Robert Walser (writer)

The basics

Quick Facts

Intro
Swiss writer
A.K.A.
Robert Otto Walser
Work field
Gender
Male
Place of birth
Biel/Bienne, Canton of Bern, Switzerland
Place of death
Herisau, Appenzell Ausserrhoden, Switzerland
Age
78 years
The details (from wikipedia)

Biography

Robert Walser (15 April 1878 – 25 December 1956) was a German-speaking Swiss writer.

Walser is understood to be the missing link between Kleist and Kafka. "Indeed," writes Susan Sontag, "At the time [of Walser’s writing], it was more likely to be Kafka [who was understood by posterity] through the prism of Walser. Robert Musil, another admirer among Walser’s contemporaries, when he first read Kafka pronounced [Kafka’s work] as, 'a peculiar case of the Walser type.'" Walser was admired early on by writers such as Robert Musil, Hermann Hesse, Stefan Zweig, Walter Benjamin and Franz Kafka, and was in fact better known in his lifetime than Franz Kafka or Walter Benjamin, for example, were known in their lifetimes.
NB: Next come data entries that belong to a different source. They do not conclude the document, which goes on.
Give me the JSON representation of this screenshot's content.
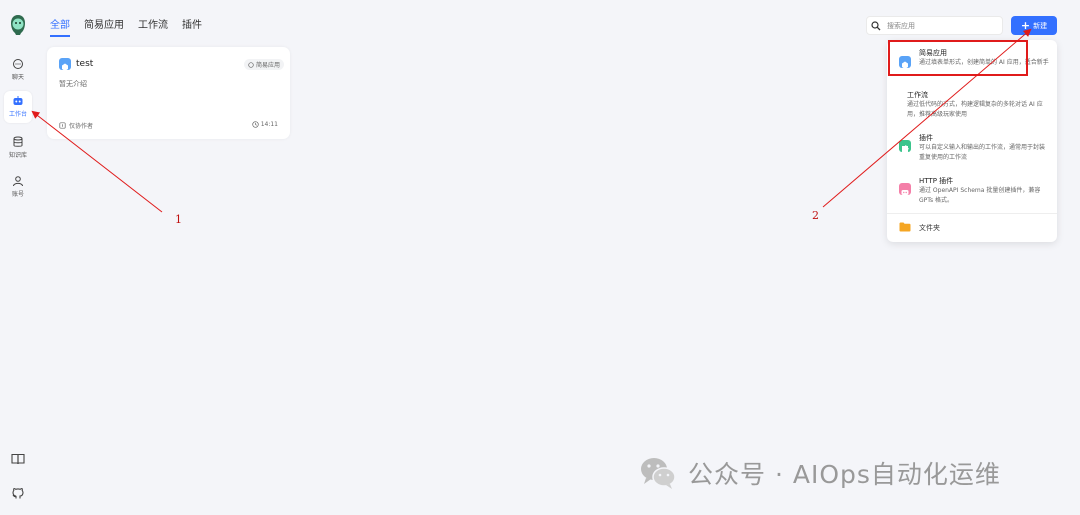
{
  "sidebar": {
    "items": [
      {
        "label": "聊天",
        "icon": "chat-icon"
      },
      {
        "label": "工作台",
        "icon": "robot-icon",
        "active": true
      },
      {
        "label": "知识库",
        "icon": "database-icon"
      },
      {
        "label": "账号",
        "icon": "user-icon"
      }
    ],
    "bottom_icons": [
      "book-icon",
      "github-icon"
    ]
  },
  "tabs": [
    {
      "label": "全部",
      "active": true
    },
    {
      "label": "简易应用"
    },
    {
      "label": "工作流"
    },
    {
      "label": "插件"
    }
  ],
  "search": {
    "placeholder": "搜索应用"
  },
  "new_button": {
    "label": "新建",
    "plus": "+"
  },
  "card": {
    "title": "test",
    "badge": "简易应用",
    "description": "暂无介绍",
    "author": "仅协作者",
    "time": "14:11"
  },
  "dropdown": {
    "items": [
      {
        "title": "简易应用",
        "desc": "通过填表单形式，创建简单的 AI 应用，适合新手",
        "icon": "simple-app-icon",
        "color": "#5aa3f7"
      },
      {
        "title": "工作流",
        "desc": "通过低代码的方式，构建逻辑复杂的多轮对话 AI 应用，推荐高级玩家使用",
        "icon": "",
        "color": ""
      },
      {
        "title": "插件",
        "desc": "可以自定义输入和输出的工作流，通常用于封装重复使用的工作流",
        "icon": "plugin-icon",
        "color": "#3bc48c"
      },
      {
        "title": "HTTP 插件",
        "desc": "通过 OpenAPI Schema 批量创建插件，兼容 GPTs 格式。",
        "icon": "http-plugin-icon",
        "color": "#f47fa8"
      }
    ],
    "folder": {
      "label": "文件夹",
      "color": "#f5a623"
    }
  },
  "annotations": {
    "label1": "1",
    "label2": "2",
    "color": "#e01b1b"
  },
  "watermark": {
    "text": "公众号 · AIOps自动化运维"
  }
}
Nevertheless, Walser was never able to support himself based on the meager income he made from his writings, and he worked as a copyist, an inventor's assistant, a butler and in various other low-paying trades. Despite marginal early success in his literary career, the popularity of his work gradually diminished over the second and third decades of the 20th century, making it increasingly difficult for him to support himself through writing. He eventually suffered a nervous breakdown, and spent the remainder of his life in sanatoriums, taking frequent long walks. A revival of interest in his work arose when, in the late twentieth century and the early 2000s, his writings from the Pencil Zone, also known as Bleistiftgebiet or "the Microscripts," which had been written in a coded, microscopically tiny hand on scraps of paper collected while in a Waldau sanatorium, were finally deciphered, translated, and published.

Life and work

1878–1897

Walser was born into a family with many children. His brother Karl Walser became a well-known stage designer and painter. Walser grew up in Biel, Switzerland, on the language border between the German- and French-speaking cantons of Switzerland, and grew up speaking both languages. He attended primary school and progymnasium, which he had to leave before the final exam when his family could no longer bear the cost. From his early years on, he was an enthusiastic theatre-goer; his favourite play was The Robbers by Friedrich Schiller. There is a watercolor painting that shows Walser as Karl Moor, the protagonist of that play.

From 1892 to 1895, Walser served an apprenticeship at the Bernische Kantonalbank in Biel. Afterwards he worked for a short time in Basel. Walser's mother, who was "emotionally disturbed", died in 1894 after being under medical care for a long period. In 1895, Walser went to Stuttgart where his brother Karl lived. He was an office worker at the Deutsche Verlagsanstalt and at the Cotta'sche Verlagsbuchhandlung; he also tried, without success, to become an actor. On foot, he returned to Switzerland where he registered in 1896 as a Zürich resident. In the following years, he often worked as a "Kommis", an office clerk, but irregularly and in many different places. As a result, he was one of the first Swiss writers to introduce into literature a description of the life of a salaried employee.

1898–1912

In 1898, the influential critic Joseph Victor Widmann published a series of poems by Walser in the Bernese newspaper Der Bund. This came to the attention of Franz Blei, and he introduced Walser to the Art Nouveau people around the magazine Die Insel, including Frank Wedekind, Max Dauthendey and Otto Julius Bierbaum. Numerous short stories and poems by Walser appeared in Die Insel.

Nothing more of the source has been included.